FALAISES CôTIèRES AU RELIEF DE TyPE MAKATEA SUR LA CôTE EST DE L'îLE / coastal sea cliffs with a makatea-type relief on the east coast of the island

L’île troglodyte Rurutu a été façonnée à travers les âges par la forte activité volcanique «de points chauds». un premier point chaud a entrainé la création de l'île et un second l'a, littéralement, soulevée de plusieurs dizaines de mètres de haut. Ce soulèvement cataclysmique au-dessus du niveau de la mer a entraîné la transformation de son ancien récif frangeant en falaises côtières, criblées de grottes spectaculaires. Là, reliefs basaltiques et calcaires ont été remodelés par l’érosion pour offrir un spectacle saisissant. Les grottes de Rurutu méritent le détour en raison de leurs superbes concrétions et de leurs formes étranges. Autrefois habitées, on en compte des dizaines, voire des centaines, car toutes n’ont pas été découvertes faute d’accès. La légende raconte que lors de la venue des missionnaires en 1821, le roi de l’époque fit cacher, dans une des grottes de la falaise du Matonaa, de nombreux objets sacrés appartenant à sa famille dont seul un gardien connaissait l’accès. Le secret se serait transmis de père en fils jusqu’au décès du dernier gardien, au nom d’Otare, qui l’emporta avec lui. Avis aux amateurs de chasse au trésor ! une seconde grotte a également fait parler d’elle, celle de Te Ana Ae’o. En 1990, le Président de la République, François Mitterrand, de passage sur l’île pour officialiser le financement de la route traversière entre Moerai et Avera, assista à l’intérieur à une représentation de danses et chants traditionnels si bien qu’elle porte aujourd’hui son nom.
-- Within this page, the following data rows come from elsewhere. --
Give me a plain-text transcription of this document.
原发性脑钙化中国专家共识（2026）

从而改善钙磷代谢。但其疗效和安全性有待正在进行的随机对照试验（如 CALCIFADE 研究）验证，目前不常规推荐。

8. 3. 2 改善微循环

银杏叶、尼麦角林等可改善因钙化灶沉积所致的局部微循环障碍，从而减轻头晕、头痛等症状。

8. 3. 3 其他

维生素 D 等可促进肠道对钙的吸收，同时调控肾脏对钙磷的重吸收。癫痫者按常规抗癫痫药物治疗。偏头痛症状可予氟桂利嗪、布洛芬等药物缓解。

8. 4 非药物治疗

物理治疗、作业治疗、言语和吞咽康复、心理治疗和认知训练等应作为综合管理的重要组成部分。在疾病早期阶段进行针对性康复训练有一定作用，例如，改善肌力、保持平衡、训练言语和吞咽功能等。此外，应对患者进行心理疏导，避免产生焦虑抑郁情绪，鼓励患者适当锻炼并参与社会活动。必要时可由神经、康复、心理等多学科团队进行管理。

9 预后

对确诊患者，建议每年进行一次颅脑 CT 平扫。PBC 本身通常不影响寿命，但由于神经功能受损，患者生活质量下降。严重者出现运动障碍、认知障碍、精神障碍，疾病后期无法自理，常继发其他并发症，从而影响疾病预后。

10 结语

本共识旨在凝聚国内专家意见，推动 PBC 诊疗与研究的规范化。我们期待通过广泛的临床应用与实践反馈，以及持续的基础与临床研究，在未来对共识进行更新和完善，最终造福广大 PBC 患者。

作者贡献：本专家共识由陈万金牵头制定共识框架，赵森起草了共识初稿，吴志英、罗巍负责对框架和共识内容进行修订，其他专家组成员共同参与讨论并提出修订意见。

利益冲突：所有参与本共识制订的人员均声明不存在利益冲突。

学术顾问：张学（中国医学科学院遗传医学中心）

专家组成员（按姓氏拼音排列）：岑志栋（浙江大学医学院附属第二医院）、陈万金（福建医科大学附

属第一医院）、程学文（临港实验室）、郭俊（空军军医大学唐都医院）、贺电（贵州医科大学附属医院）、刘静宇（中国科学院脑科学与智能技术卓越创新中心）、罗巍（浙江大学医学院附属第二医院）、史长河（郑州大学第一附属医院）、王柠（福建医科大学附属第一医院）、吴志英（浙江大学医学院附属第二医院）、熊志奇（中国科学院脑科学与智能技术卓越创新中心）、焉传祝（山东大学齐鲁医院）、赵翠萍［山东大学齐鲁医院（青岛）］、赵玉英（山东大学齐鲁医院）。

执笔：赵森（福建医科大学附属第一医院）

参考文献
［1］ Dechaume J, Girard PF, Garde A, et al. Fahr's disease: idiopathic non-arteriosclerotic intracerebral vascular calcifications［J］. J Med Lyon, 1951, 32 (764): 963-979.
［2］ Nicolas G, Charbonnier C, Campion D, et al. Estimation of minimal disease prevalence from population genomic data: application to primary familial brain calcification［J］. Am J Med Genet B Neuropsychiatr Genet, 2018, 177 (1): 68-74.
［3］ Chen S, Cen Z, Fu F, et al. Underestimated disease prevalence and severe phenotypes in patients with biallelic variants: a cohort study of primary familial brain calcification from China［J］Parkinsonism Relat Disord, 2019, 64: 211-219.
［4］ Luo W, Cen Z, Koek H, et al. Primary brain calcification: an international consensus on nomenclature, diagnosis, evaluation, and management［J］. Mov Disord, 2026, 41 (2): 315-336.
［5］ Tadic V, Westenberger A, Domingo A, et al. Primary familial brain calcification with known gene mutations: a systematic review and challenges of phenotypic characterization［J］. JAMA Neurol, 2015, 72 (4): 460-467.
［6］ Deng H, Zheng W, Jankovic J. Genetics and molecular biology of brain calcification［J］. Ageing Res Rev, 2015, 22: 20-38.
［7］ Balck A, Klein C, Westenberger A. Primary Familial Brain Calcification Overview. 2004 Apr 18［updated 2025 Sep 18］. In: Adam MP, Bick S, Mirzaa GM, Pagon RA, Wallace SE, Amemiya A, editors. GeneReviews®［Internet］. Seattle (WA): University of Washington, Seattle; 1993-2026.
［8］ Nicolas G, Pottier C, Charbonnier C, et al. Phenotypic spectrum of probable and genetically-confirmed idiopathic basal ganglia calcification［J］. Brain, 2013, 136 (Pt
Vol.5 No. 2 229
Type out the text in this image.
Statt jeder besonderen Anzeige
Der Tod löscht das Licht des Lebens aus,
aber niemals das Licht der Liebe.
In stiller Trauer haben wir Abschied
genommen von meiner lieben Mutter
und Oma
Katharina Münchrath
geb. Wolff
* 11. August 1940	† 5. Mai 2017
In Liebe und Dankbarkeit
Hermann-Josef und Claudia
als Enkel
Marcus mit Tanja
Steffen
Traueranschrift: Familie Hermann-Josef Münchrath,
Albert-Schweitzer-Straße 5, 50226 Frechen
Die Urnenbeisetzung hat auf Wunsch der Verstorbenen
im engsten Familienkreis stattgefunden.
Vous pourrez découvrir certaines grottes en vous promenant simplement le long du littoral, pour d’autres, comme celles de la pointe Mauo, il est préférable de faire appel à un guide qui ne manquera pas de vous conter les nombreuses légendes qu’elles renferment. une autre légende bien connue des Rurutu concerne les sommets de l’île qui furent nommés, si on en croit la tradition orale, par le demi-dieu «Iro-i-te-pu- mana-tu» qui régnait sur Rurutu aux temps anciens. Afin de les baptiser, il décida d’y envoyer ses lances à partir du village d’Avera. Sur le premier mont, aucune ne se planta, il le nomma Teape, «montagne de l’erreur». Sur le second, il en trouva plusieurs qu’il lia entre elles et appela le mont Taatioe, «attachées ensemble». Sur le troisième, il ne trouva qu’une lance sur laquelle était perché un oiseau ; lorsqu’il voulut la reprendre, l’oiseau s’envola : ce mont devint alors le Manureva, «l’oiseau qui s’envole». Pensant avoir terminé sa recherche, il nomma le prochain mont qu’il rencontra Erai, «fin». Mais alors que la nuit tombait, il eut besoin de lumière et appela le mont sur lequel il se trouvait Taurama, «le flambeau». Telle est l’histoire des cinq monts les plus connus de l’île que vous pourrez observer lors de randonnées à pied ou à cheval. Enfin, à l’extrémité sud de l’île, le volcan de naairoa a recouvert en partie l’ancienne falaise soulevée. Ses coulées de laves, se perdant jusque dans le lagon, ont formé de magnifiques calanques aux plages de sable blanc dont l’une des plus belles est certainement celle de Toataratara.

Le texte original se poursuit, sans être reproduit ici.